File names are pulled for these files, along with the addition added by PhotoRec, and a quick scroll through shows mainly system files. As such, based on the file names, I have separated the ones that would be indicative of user activity to have a browse through. To parse these files the below command is used:
|
|
We then have a CSV file that we can look at. Some report Parsing Errors, this is to be expected when running against files that we have carved.
Looking at the CSV we can see that most files appear to be from 2017 with the most recent application being run on “15/07/2017 12:58:11”. The most run application is “IEXPLORE.EXE”, Microsoft Internet Explorer.
Finally, DAT files are another interesting place to look.
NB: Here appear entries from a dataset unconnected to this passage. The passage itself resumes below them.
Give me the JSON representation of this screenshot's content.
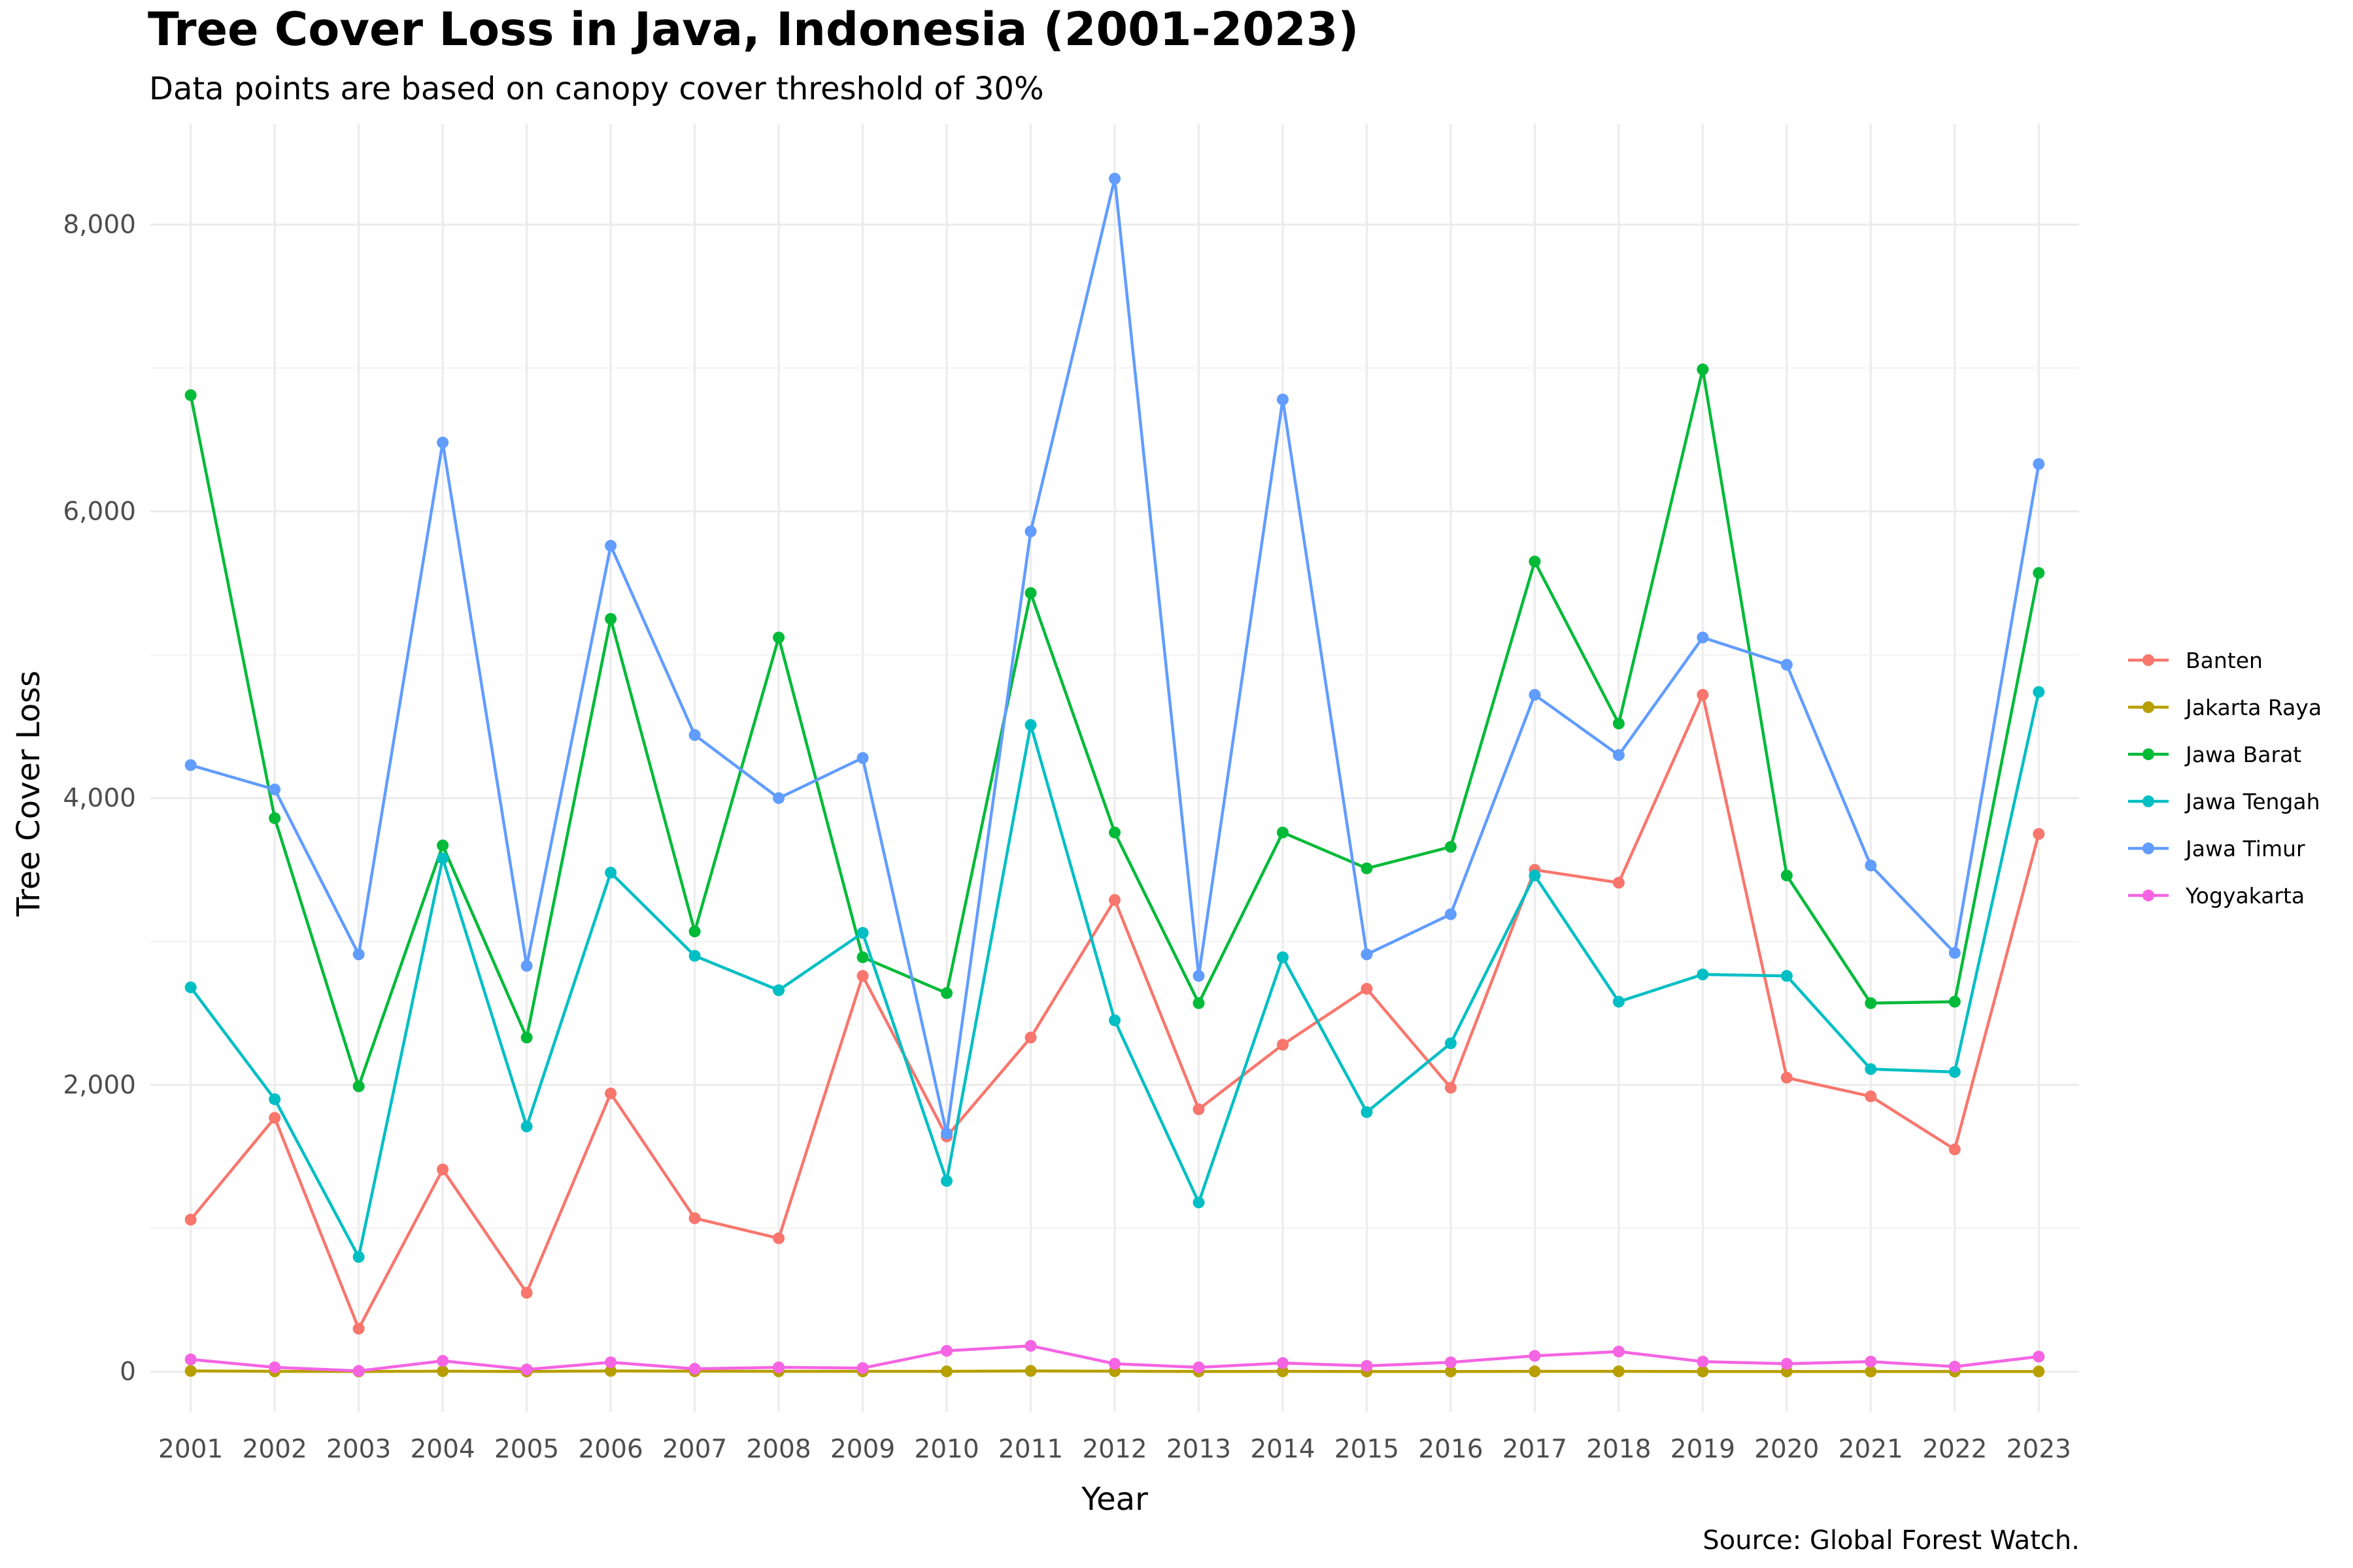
{
  "chart_data": {
    "type": "line",
    "title": "Tree Cover Loss in Java, Indonesia (2001-2023)",
    "subtitle": "Data points are based on canopy cover threshold of 30%",
    "xlabel": "Year",
    "ylabel": "Tree Cover Loss",
    "caption": "Source: Global Forest Watch.",
    "ylim": [
      -280,
      8700
    ],
    "y_ticks": [
      0,
      2000,
      4000,
      6000,
      8000
    ],
    "y_tick_labels": [
      "0",
      "2,000",
      "4,000",
      "6,000",
      "8,000"
    ],
    "grid": true,
    "legend_position": "right",
    "x": [
      "2001",
      "2002",
      "2003",
      "2004",
      "2005",
      "2006",
      "2007",
      "2008",
      "2009",
      "2010",
      "2011",
      "2012",
      "2013",
      "2014",
      "2015",
      "2016",
      "2017",
      "2018",
      "2019",
      "2020",
      "2021",
      "2022",
      "2023"
    ],
    "series": [
      {
        "name": "Banten",
        "color": "#F8766D",
        "values": [
          1060,
          1770,
          300,
          1410,
          550,
          1940,
          1070,
          930,
          2760,
          1640,
          2330,
          3290,
          1830,
          2280,
          2670,
          1980,
          3500,
          3410,
          4720,
          2050,
          1920,
          1550,
          3750
        ]
      },
      {
        "name": "Jakarta Raya",
        "color": "#B79F00",
        "values": [
          5,
          2,
          1,
          3,
          1,
          5,
          3,
          2,
          2,
          2,
          5,
          3,
          1,
          2,
          1,
          1,
          2,
          2,
          1,
          1,
          1,
          1,
          1
        ]
      },
      {
        "name": "Jawa Barat",
        "color": "#00BA38",
        "values": [
          6810,
          3860,
          1990,
          3670,
          2330,
          5250,
          3070,
          5120,
          2890,
          2640,
          5430,
          3760,
          2570,
          3760,
          3510,
          3660,
          5650,
          4520,
          6990,
          3460,
          2570,
          2580,
          5570
        ]
      },
      {
        "name": "Jawa Tengah",
        "color": "#00BFC4",
        "values": [
          2680,
          1900,
          800,
          3580,
          1710,
          3480,
          2900,
          2660,
          3060,
          1330,
          4510,
          2450,
          1180,
          2890,
          1810,
          2290,
          3460,
          2580,
          2770,
          2760,
          2110,
          2090,
          4740
        ]
      },
      {
        "name": "Jawa Timur",
        "color": "#619CFF",
        "values": [
          4230,
          4060,
          2910,
          6480,
          2830,
          5760,
          4440,
          4000,
          4280,
          1660,
          5860,
          8320,
          2760,
          6780,
          2910,
          3190,
          4720,
          4300,
          5120,
          4930,
          3530,
          2920,
          6330
        ]
      },
      {
        "name": "Yogyakarta",
        "color": "#F564E3",
        "values": [
          85,
          30,
          5,
          75,
          15,
          65,
          20,
          30,
          25,
          145,
          180,
          55,
          30,
          60,
          40,
          65,
          110,
          140,
          70,
          55,
          70,
          35,
          105
        ]
      }
    ]
  }
}
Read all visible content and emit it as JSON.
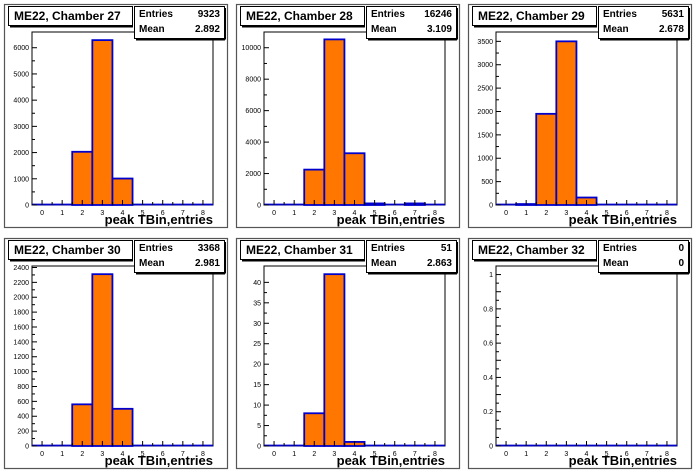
{
  "chart_data": [
    {
      "type": "bar",
      "title": "ME22, Chamber 27",
      "xlabel": "peak TBin,entries",
      "stats": [
        {
          "label": "Entries",
          "value": "9323"
        },
        {
          "label": "Mean",
          "value": "2.892"
        }
      ],
      "categories": [
        "0",
        "1",
        "2",
        "3",
        "4",
        "5",
        "6",
        "7",
        "8"
      ],
      "xlim": [
        -0.5,
        8.5
      ],
      "ylim": [
        0,
        6600
      ],
      "yticks": [
        0,
        1000,
        2000,
        3000,
        4000,
        5000,
        6000
      ],
      "values": [
        0,
        0,
        2030,
        6290,
        1010,
        0,
        0,
        0,
        0
      ]
    },
    {
      "type": "bar",
      "title": "ME22, Chamber 28",
      "xlabel": "peak TBin,entries",
      "stats": [
        {
          "label": "Entries",
          "value": "16246"
        },
        {
          "label": "Mean",
          "value": "3.109"
        }
      ],
      "categories": [
        "0",
        "1",
        "2",
        "3",
        "4",
        "5",
        "6",
        "7",
        "8"
      ],
      "xlim": [
        -0.5,
        8.5
      ],
      "ylim": [
        0,
        11000
      ],
      "yticks": [
        0,
        2000,
        4000,
        6000,
        8000,
        10000
      ],
      "values": [
        0,
        0,
        2250,
        10530,
        3290,
        100,
        0,
        100,
        0
      ]
    },
    {
      "type": "bar",
      "title": "ME22, Chamber 29",
      "xlabel": "peak TBin,entries",
      "stats": [
        {
          "label": "Entries",
          "value": "5631"
        },
        {
          "label": "Mean",
          "value": "2.678"
        }
      ],
      "categories": [
        "0",
        "1",
        "2",
        "3",
        "4",
        "5",
        "6",
        "7",
        "8"
      ],
      "xlim": [
        -0.5,
        8.5
      ],
      "ylim": [
        0,
        3700
      ],
      "yticks": [
        0,
        500,
        1000,
        1500,
        2000,
        2500,
        3000,
        3500
      ],
      "values": [
        0,
        20,
        1950,
        3500,
        160,
        0,
        0,
        0,
        0
      ]
    },
    {
      "type": "bar",
      "title": "ME22, Chamber 30",
      "xlabel": "peak TBin,entries",
      "stats": [
        {
          "label": "Entries",
          "value": "3368"
        },
        {
          "label": "Mean",
          "value": "2.981"
        }
      ],
      "categories": [
        "0",
        "1",
        "2",
        "3",
        "4",
        "5",
        "6",
        "7",
        "8"
      ],
      "xlim": [
        -0.5,
        8.5
      ],
      "ylim": [
        0,
        2420
      ],
      "yticks": [
        0,
        200,
        400,
        600,
        800,
        1000,
        1200,
        1400,
        1600,
        1800,
        2000,
        2200,
        2400
      ],
      "values": [
        0,
        0,
        560,
        2310,
        500,
        0,
        0,
        0,
        0
      ]
    },
    {
      "type": "bar",
      "title": "ME22, Chamber 31",
      "xlabel": "peak TBin,entries",
      "stats": [
        {
          "label": "Entries",
          "value": "51"
        },
        {
          "label": "Mean",
          "value": "2.863"
        }
      ],
      "categories": [
        "0",
        "1",
        "2",
        "3",
        "4",
        "5",
        "6",
        "7",
        "8"
      ],
      "xlim": [
        -0.5,
        8.5
      ],
      "ylim": [
        0,
        44
      ],
      "yticks": [
        0,
        5,
        10,
        15,
        20,
        25,
        30,
        35,
        40
      ],
      "values": [
        0,
        0,
        8,
        42,
        1,
        0,
        0,
        0,
        0
      ]
    },
    {
      "type": "bar",
      "title": "ME22, Chamber 32",
      "xlabel": "peak TBin,entries",
      "stats": [
        {
          "label": "Entries",
          "value": "0"
        },
        {
          "label": "Mean",
          "value": "0"
        }
      ],
      "categories": [
        "0",
        "1",
        "2",
        "3",
        "4",
        "5",
        "6",
        "7",
        "8"
      ],
      "xlim": [
        -0.5,
        8.5
      ],
      "ylim": [
        0,
        1.05
      ],
      "yticks": [
        0,
        0.1,
        0.2,
        0.3,
        0.4,
        0.5,
        0.6,
        0.7,
        0.8,
        0.9,
        1
      ],
      "ytick_labels": [
        "0",
        "",
        "0.2",
        "",
        "0.4",
        "",
        "0.6",
        "",
        "0.8",
        "",
        "1"
      ],
      "values": [
        0,
        0,
        0,
        0,
        0,
        0,
        0,
        0,
        0
      ]
    }
  ],
  "colors": {
    "fill": "#ff7700",
    "line": "#0000cc",
    "pad_frame": "#555555",
    "title_box": "#ffffff"
  }
}
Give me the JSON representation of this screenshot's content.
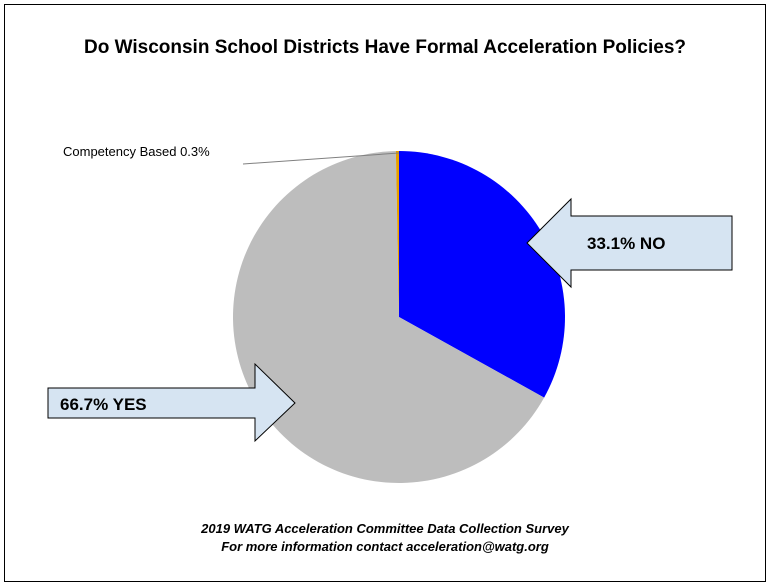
{
  "chart_data": {
    "type": "pie",
    "title": "Do Wisconsin School Districts Have Formal Acceleration Policies?",
    "slices": [
      {
        "label": "NO",
        "value": 33.1,
        "color": "#0000FF",
        "callout": "33.1% NO"
      },
      {
        "label": "YES",
        "value": 66.7,
        "color": "#BDBDBD",
        "callout": "66.7% YES"
      },
      {
        "label": "Competency Based",
        "value": 0.3,
        "color": "#E69F00",
        "callout": "Competency Based 0.3%"
      }
    ],
    "footer": [
      "2019 WATG Acceleration Committee Data Collection Survey",
      "For more information contact acceleration@watg.org"
    ]
  },
  "colors": {
    "arrow_fill": "#D6E4F2",
    "arrow_stroke": "#000000"
  }
}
Internet Explorer stores Internet History using DAT files, a test we can conduct with my Windows 8.1 VM. However, trying to open the DAT files in ESEDatabaseView from Nirsoft and they fail to open. Opening them with a Hex viewer shows that they are system files, but they appear to be related to Control Panel. One file did show “URL Cache” towards the start of the file, although the file was blank after this. The final file didn’t give too much insight as to what it contained either but it didn’t appear to contain user activity.
This old Western Digital Hard Drive with an Intel Cooler plonked on the top has a tale to tell about what it has been up to, and there are so many files that didn’t even get a look in here! While perhaps we didn’t get some really interesting files but we still got more than enough. It’s a scary thought how easy this was to pull off too; It makes you wonder how many people sell laptops, PC’s, and hard drives without a thought about the data that was once on the drive. Just because you have formatted the drive the data remains. Perhaps another post for another time? A chance to make more spelling mistakes! YAY!